Last night May Chidiac described the day she went to a Beirut monastery with a friend to pray, and then got into her car to go meet her mother for coffee. The yards that passed by in my headlights, their tall scraggly grass, their Virgin Mary monuments and tilted concrete bird fountains, stood out in stark relief as she described turning around to put her prayer candles onto her back seat and then registering a sudden bright flash. I crept forward through a darkened four-way stop as she described seeing "black snow" falling all around her, and how she realized she was now in back seat with the candles and that she couldn't breathe. She described crawling out of the car and into the street, and then looking back and seeing her left hand resting on the ledge of the driver's side window. The last thing she registered was her own screaming, and how it took a long time for anyone to come and find her since it was the middle of the day, and the equivalent of a Lebanese siesta.

By the time May Chidiac's story ended on a note of dazzling grit and defiance-- she has prosthetics and continues to broadcast her show despite further threats-- I had been parked in front of my house for ten minutes clutching plastic bags of warm milk and wilted spinach. My mouth hung open. My eyes felt glazed. As I struggled out of the car, I heard a tangled melody in the air, tinny-sounding and almost obscured by the wind, and for a heartbeat I almost thought it was one of the prayer calls I'd heard in the evenings in Saudi Arabia, but it was actually an old Hank Williams, Sr. song coming from a handheld radio in the neighbor's garage. The moment was startling, and definitely like coming to the end of the moving walkway and nearly stumbling over your own feet as the world's momentum snaps back into real proportions.

Ever since I read Like Water for Chocolate, I've wondered if it's possible for the cook's emotions and preoccupations to end up influencing the taste of the food. (I especially think about this when I'm pissed off and making dinner for my husband and myself-- "Ta da! Spaghetti with resentment!"). If that notion has any truth to it, then last night's quiche was a world weary one, laden with questions about how the hell a completely destabilized Middle East can possibly untangle itself, and where our own country, its international reputation in tatters, will stumble to next in search of comfort and purpose and the remnants of a vision lost.

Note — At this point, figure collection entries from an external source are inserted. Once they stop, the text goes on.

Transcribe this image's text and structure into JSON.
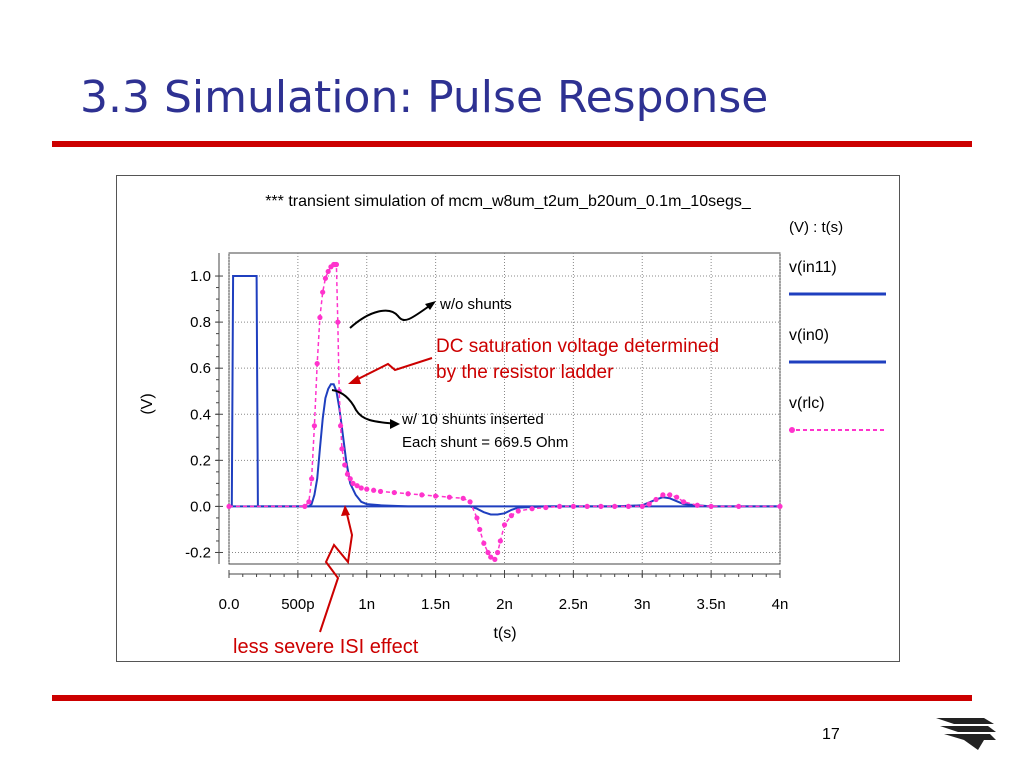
{
  "slide": {
    "title": "3.3 Simulation: Pulse Response",
    "page_number": "17"
  },
  "colors": {
    "title": "#2e3192",
    "rule": "#cc0000",
    "annotation": "#cc0000",
    "in11": "#1f3fbf",
    "in0": "#1f3fbf",
    "rlc": "#ff33cc"
  },
  "icons": {
    "logo": "stacked-wave-logo-icon"
  },
  "chart_data": {
    "type": "line",
    "title": "*** transient simulation of mcm_w8um_t2um_b20um_0.1m_10segs_",
    "xlabel": "t(s)",
    "ylabel": "(V)",
    "legend_header": "(V) : t(s)",
    "legend_position": "right",
    "grid": true,
    "xlim": [
      0,
      4
    ],
    "x_unit_note": "ns",
    "ylim": [
      -0.25,
      1.1
    ],
    "x_ticks": [
      {
        "value": 0,
        "label": "0.0"
      },
      {
        "value": 0.5,
        "label": "500p"
      },
      {
        "value": 1,
        "label": "1n"
      },
      {
        "value": 1.5,
        "label": "1.5n"
      },
      {
        "value": 2,
        "label": "2n"
      },
      {
        "value": 2.5,
        "label": "2.5n"
      },
      {
        "value": 3,
        "label": "3n"
      },
      {
        "value": 3.5,
        "label": "3.5n"
      },
      {
        "value": 4,
        "label": "4n"
      }
    ],
    "y_ticks": [
      {
        "value": 1.0,
        "label": "1.0"
      },
      {
        "value": 0.8,
        "label": "0.8"
      },
      {
        "value": 0.6,
        "label": "0.6"
      },
      {
        "value": 0.4,
        "label": "0.4"
      },
      {
        "value": 0.2,
        "label": "0.2"
      },
      {
        "value": 0.0,
        "label": "0.0"
      },
      {
        "value": -0.2,
        "label": "-0.2"
      }
    ],
    "series": [
      {
        "name": "v(in11)",
        "style": "solid",
        "x": [
          0,
          0.02,
          0.03,
          0.19,
          0.2,
          0.21,
          4
        ],
        "y": [
          0,
          0,
          1.0,
          1.0,
          1.0,
          0,
          0
        ]
      },
      {
        "name": "v(in0)",
        "style": "solid",
        "x": [
          0,
          0.58,
          0.6,
          0.62,
          0.64,
          0.66,
          0.68,
          0.7,
          0.72,
          0.74,
          0.76,
          0.78,
          0.8,
          0.82,
          0.85,
          0.88,
          0.92,
          0.96,
          1.0,
          1.1,
          1.3,
          1.6,
          1.75,
          1.8,
          1.85,
          1.9,
          1.95,
          2.0,
          2.05,
          2.1,
          2.3,
          2.8,
          3.0,
          3.1,
          3.15,
          3.2,
          3.3,
          3.5,
          4.0
        ],
        "y": [
          0,
          0,
          0.01,
          0.05,
          0.12,
          0.25,
          0.38,
          0.47,
          0.51,
          0.53,
          0.53,
          0.5,
          0.43,
          0.34,
          0.2,
          0.1,
          0.05,
          0.02,
          0.01,
          0.005,
          0,
          0,
          0,
          -0.01,
          -0.025,
          -0.035,
          -0.035,
          -0.03,
          -0.015,
          -0.005,
          0,
          0,
          0.005,
          0.03,
          0.04,
          0.035,
          0.01,
          0,
          0
        ]
      },
      {
        "name": "v(rlc)",
        "style": "dashed-markers",
        "x": [
          0,
          0.55,
          0.58,
          0.6,
          0.62,
          0.64,
          0.66,
          0.68,
          0.7,
          0.72,
          0.74,
          0.76,
          0.77,
          0.78,
          0.79,
          0.8,
          0.81,
          0.82,
          0.84,
          0.86,
          0.88,
          0.9,
          0.93,
          0.96,
          1.0,
          1.05,
          1.1,
          1.2,
          1.3,
          1.4,
          1.5,
          1.6,
          1.7,
          1.75,
          1.8,
          1.82,
          1.85,
          1.88,
          1.9,
          1.93,
          1.95,
          1.97,
          2.0,
          2.05,
          2.1,
          2.2,
          2.3,
          2.4,
          2.5,
          2.6,
          2.7,
          2.8,
          2.9,
          3.0,
          3.05,
          3.1,
          3.15,
          3.2,
          3.25,
          3.3,
          3.4,
          3.5,
          3.7,
          4.0
        ],
        "y": [
          0,
          0,
          0.02,
          0.12,
          0.35,
          0.62,
          0.82,
          0.93,
          0.99,
          1.02,
          1.04,
          1.05,
          1.05,
          1.05,
          0.8,
          0.5,
          0.35,
          0.25,
          0.18,
          0.14,
          0.12,
          0.1,
          0.09,
          0.08,
          0.075,
          0.07,
          0.065,
          0.06,
          0.055,
          0.05,
          0.045,
          0.04,
          0.035,
          0.02,
          -0.05,
          -0.1,
          -0.16,
          -0.2,
          -0.22,
          -0.23,
          -0.2,
          -0.15,
          -0.08,
          -0.04,
          -0.02,
          -0.01,
          -0.005,
          0,
          0,
          0,
          0,
          0,
          0,
          0,
          0.01,
          0.03,
          0.05,
          0.05,
          0.04,
          0.02,
          0.005,
          0,
          0,
          0
        ]
      }
    ],
    "annotations": {
      "wo_shunts": "w/o shunts",
      "with_shunts_line1": "w/ 10 shunts inserted",
      "with_shunts_line2": "Each shunt = 669.5 Ohm",
      "dc_saturation_line1": "DC saturation voltage determined",
      "dc_saturation_line2": "by the resistor ladder",
      "isi": "less severe ISI effect"
    }
  }
}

I've wondered and worried all day about how the elections will turn out, but even though it's my day off I've been careful to avoid the news. In this town, it's not hard to do. I offered up my complicated quiche at a breeders' brunch-- it turned out surprisingly photogenic, but its flavor was underwhelming and over-complicated by the recipe's curious addition of cream cheese-- and chatted about upcoming military-related festivities. Beneath the surface though, I've been pensive and restless. What's at stake for me has become drastically less abstract in the past two years, and I find myself calling on tenets of nature for hope-- surely there must be a sea change, surely in times of trouble there is a tipping point.